Gasping, Alcina and Sofia rose, crying, “ He was our deliverer! He was our deliverer!”
Belefiore ran towards Vincenzo, shouting, “This is my bridegroom!” One of the false rescuers grabbed her by the wrist, holding tightly. “Who is this peasant in disguise? I rescued the princesses myself, not he.” But Vincenzo brought forth Belefiore’s own kerchief, her token to her champion.

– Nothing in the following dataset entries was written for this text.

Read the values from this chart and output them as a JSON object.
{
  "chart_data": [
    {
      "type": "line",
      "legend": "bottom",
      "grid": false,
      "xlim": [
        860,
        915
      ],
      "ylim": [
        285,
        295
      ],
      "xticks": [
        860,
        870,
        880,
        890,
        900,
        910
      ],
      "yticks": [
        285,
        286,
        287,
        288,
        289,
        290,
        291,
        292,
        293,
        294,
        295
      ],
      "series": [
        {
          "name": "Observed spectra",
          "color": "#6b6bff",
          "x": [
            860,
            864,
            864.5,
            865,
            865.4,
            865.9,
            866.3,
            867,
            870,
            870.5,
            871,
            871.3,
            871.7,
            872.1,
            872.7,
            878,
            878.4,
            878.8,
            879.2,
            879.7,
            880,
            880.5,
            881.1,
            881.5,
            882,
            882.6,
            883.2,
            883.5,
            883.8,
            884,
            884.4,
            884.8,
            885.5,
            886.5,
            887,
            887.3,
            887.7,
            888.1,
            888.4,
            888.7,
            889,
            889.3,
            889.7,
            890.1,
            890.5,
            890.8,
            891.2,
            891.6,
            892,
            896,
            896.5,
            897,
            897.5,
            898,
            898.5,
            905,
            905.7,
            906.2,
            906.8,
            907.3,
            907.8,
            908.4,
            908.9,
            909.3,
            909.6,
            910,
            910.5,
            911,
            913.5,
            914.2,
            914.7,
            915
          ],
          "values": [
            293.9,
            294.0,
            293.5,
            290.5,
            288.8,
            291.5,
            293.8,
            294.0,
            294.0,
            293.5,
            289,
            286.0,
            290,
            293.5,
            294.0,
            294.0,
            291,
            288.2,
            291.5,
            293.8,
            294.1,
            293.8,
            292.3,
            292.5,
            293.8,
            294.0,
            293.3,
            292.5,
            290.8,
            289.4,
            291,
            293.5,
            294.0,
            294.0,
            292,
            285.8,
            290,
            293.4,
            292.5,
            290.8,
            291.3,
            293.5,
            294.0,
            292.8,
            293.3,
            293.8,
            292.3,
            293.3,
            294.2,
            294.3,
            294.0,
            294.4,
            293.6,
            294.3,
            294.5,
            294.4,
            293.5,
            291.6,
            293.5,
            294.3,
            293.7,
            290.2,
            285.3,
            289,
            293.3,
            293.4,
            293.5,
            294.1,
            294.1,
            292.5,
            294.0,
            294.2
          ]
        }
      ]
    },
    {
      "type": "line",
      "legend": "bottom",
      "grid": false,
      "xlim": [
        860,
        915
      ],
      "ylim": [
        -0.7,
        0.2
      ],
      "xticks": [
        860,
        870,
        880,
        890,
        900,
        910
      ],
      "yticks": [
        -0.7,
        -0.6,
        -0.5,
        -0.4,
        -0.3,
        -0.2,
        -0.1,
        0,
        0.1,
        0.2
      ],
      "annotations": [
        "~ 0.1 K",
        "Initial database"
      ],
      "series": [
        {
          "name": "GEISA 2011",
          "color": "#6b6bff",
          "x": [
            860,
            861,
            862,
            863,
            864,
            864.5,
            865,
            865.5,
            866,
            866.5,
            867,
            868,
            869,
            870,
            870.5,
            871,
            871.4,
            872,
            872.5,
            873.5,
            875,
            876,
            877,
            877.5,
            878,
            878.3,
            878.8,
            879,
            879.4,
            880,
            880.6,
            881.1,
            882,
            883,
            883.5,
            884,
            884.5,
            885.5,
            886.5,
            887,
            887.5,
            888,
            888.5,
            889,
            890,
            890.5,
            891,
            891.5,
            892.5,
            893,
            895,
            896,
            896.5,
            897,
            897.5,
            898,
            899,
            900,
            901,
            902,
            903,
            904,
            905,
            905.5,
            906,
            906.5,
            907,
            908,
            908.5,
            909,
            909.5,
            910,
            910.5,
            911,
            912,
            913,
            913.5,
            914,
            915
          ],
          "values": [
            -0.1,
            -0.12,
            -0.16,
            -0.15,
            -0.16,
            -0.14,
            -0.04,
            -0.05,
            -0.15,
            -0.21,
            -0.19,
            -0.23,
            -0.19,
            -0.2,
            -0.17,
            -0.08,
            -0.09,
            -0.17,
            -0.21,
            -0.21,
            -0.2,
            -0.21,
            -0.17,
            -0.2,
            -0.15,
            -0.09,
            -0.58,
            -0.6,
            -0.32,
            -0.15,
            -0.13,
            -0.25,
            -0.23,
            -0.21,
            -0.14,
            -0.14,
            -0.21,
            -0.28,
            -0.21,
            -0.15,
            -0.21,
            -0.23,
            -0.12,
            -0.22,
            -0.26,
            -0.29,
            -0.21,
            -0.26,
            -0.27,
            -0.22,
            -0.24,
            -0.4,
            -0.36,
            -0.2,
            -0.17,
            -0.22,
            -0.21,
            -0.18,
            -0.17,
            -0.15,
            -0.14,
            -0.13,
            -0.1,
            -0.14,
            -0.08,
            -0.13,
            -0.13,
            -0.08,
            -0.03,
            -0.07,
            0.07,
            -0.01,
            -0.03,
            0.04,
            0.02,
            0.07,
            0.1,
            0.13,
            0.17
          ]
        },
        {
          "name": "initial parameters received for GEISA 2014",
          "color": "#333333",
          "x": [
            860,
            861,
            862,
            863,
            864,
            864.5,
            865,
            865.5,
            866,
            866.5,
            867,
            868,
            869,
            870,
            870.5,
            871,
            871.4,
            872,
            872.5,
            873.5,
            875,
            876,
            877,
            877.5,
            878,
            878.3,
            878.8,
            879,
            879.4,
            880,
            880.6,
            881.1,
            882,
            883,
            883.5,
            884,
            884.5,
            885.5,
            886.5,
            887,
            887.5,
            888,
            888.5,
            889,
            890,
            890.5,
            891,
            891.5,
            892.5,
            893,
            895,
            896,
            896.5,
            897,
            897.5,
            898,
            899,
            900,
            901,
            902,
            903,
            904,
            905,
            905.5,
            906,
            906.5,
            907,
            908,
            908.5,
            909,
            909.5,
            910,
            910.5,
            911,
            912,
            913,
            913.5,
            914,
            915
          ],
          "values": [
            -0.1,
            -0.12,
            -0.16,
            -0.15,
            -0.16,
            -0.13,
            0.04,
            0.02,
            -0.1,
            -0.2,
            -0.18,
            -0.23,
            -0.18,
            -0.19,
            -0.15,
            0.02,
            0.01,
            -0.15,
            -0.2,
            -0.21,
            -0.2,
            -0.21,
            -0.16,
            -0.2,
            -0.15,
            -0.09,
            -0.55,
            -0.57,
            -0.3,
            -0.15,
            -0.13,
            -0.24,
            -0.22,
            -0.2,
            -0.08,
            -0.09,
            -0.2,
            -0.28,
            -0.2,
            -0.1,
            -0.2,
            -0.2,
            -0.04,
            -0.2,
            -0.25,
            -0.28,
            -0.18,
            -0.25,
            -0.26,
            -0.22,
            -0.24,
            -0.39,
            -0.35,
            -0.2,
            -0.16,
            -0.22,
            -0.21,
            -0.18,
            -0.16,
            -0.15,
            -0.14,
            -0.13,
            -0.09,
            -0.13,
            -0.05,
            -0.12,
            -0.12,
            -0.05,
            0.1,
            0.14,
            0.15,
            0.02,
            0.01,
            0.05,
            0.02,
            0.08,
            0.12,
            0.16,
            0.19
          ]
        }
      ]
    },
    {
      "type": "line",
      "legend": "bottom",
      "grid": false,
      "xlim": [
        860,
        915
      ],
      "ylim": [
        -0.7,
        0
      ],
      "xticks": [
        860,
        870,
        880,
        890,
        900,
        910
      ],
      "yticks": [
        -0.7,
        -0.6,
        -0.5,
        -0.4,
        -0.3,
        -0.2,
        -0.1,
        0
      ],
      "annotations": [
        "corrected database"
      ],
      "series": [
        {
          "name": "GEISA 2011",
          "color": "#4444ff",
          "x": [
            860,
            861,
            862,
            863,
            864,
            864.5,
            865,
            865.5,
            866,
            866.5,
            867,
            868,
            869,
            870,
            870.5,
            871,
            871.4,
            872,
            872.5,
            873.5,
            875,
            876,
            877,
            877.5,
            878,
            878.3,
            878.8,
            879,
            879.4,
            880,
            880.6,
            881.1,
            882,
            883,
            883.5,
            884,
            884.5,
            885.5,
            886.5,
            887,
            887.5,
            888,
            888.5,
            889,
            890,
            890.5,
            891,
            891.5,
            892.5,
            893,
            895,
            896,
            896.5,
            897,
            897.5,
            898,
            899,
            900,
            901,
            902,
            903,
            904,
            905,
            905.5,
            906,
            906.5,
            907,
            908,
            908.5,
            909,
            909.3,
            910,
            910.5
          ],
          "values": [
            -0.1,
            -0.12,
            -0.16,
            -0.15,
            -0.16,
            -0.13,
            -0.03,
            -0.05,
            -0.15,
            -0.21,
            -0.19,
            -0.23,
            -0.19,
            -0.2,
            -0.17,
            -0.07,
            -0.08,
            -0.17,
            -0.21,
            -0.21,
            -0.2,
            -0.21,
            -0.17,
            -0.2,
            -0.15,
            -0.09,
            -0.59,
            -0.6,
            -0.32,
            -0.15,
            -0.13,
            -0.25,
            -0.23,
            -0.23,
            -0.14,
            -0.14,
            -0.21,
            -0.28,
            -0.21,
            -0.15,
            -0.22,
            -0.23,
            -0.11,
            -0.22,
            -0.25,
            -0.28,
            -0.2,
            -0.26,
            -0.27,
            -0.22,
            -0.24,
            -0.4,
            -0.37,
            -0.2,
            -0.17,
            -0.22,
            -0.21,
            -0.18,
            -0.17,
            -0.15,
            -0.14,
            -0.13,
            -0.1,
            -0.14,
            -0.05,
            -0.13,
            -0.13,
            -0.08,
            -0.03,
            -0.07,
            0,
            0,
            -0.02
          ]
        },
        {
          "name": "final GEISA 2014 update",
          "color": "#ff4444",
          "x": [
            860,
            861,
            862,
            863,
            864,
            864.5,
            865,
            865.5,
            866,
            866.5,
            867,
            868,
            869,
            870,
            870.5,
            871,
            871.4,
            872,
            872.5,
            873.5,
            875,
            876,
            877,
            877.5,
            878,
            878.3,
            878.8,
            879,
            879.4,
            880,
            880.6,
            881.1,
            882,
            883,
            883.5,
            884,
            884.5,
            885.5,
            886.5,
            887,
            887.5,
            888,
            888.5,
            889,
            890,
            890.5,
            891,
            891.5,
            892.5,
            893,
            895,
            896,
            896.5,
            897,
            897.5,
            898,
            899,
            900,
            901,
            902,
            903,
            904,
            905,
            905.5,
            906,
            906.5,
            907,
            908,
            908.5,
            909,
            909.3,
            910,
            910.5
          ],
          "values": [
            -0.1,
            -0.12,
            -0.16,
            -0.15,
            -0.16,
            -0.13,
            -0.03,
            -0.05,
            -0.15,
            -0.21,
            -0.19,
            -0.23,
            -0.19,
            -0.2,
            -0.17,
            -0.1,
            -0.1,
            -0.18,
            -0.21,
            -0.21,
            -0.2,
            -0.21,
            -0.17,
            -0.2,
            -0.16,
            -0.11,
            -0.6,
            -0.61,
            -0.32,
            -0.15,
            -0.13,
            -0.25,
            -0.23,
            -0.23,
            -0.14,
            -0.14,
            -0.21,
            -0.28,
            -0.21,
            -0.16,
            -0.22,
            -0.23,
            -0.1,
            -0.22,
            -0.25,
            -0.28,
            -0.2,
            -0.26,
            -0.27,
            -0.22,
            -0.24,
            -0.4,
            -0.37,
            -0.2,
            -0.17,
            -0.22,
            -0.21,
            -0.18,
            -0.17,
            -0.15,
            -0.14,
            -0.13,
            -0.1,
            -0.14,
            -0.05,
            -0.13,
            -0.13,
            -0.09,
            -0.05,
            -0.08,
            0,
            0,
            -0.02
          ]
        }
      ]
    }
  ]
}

The king moved forward, ready to strike the traitorous fiend. Belefiore’s heart pounded as she struggled, her wrist clenched too tightly to break free. Vincenzo drew his sword, but before he or her father could do anything, Belefiore turned and thrust her sewing needle into the man’s heart, as one of her father’s soldiers seized the other deceiver. She then raced into the arms of her beloved.
Belefiore kissed him, before her father and the whole court, and he held her tightly. “Papa,” she said at length, “This is the man who rescued us, and by your own decree, my lawful betrothed.”
Dumbfounded by the chaos in his court, the king gathered his wits and gave the union his blessing, at which point Vincenzo revealed his identity as the banished baker. The king could not go back on his word, however, and simply threw up his hands and watched his eldest daughter and her true love dance, and hold each other.
Perhaps, being the eldest daughter is not such an ill fate after all. Belefiore thought, smiling as she leaned against Vincenzo.
And perhaps it wasn’t, for in time they ruled together, and lived their lives as in love as ever any two were, happily for ever after.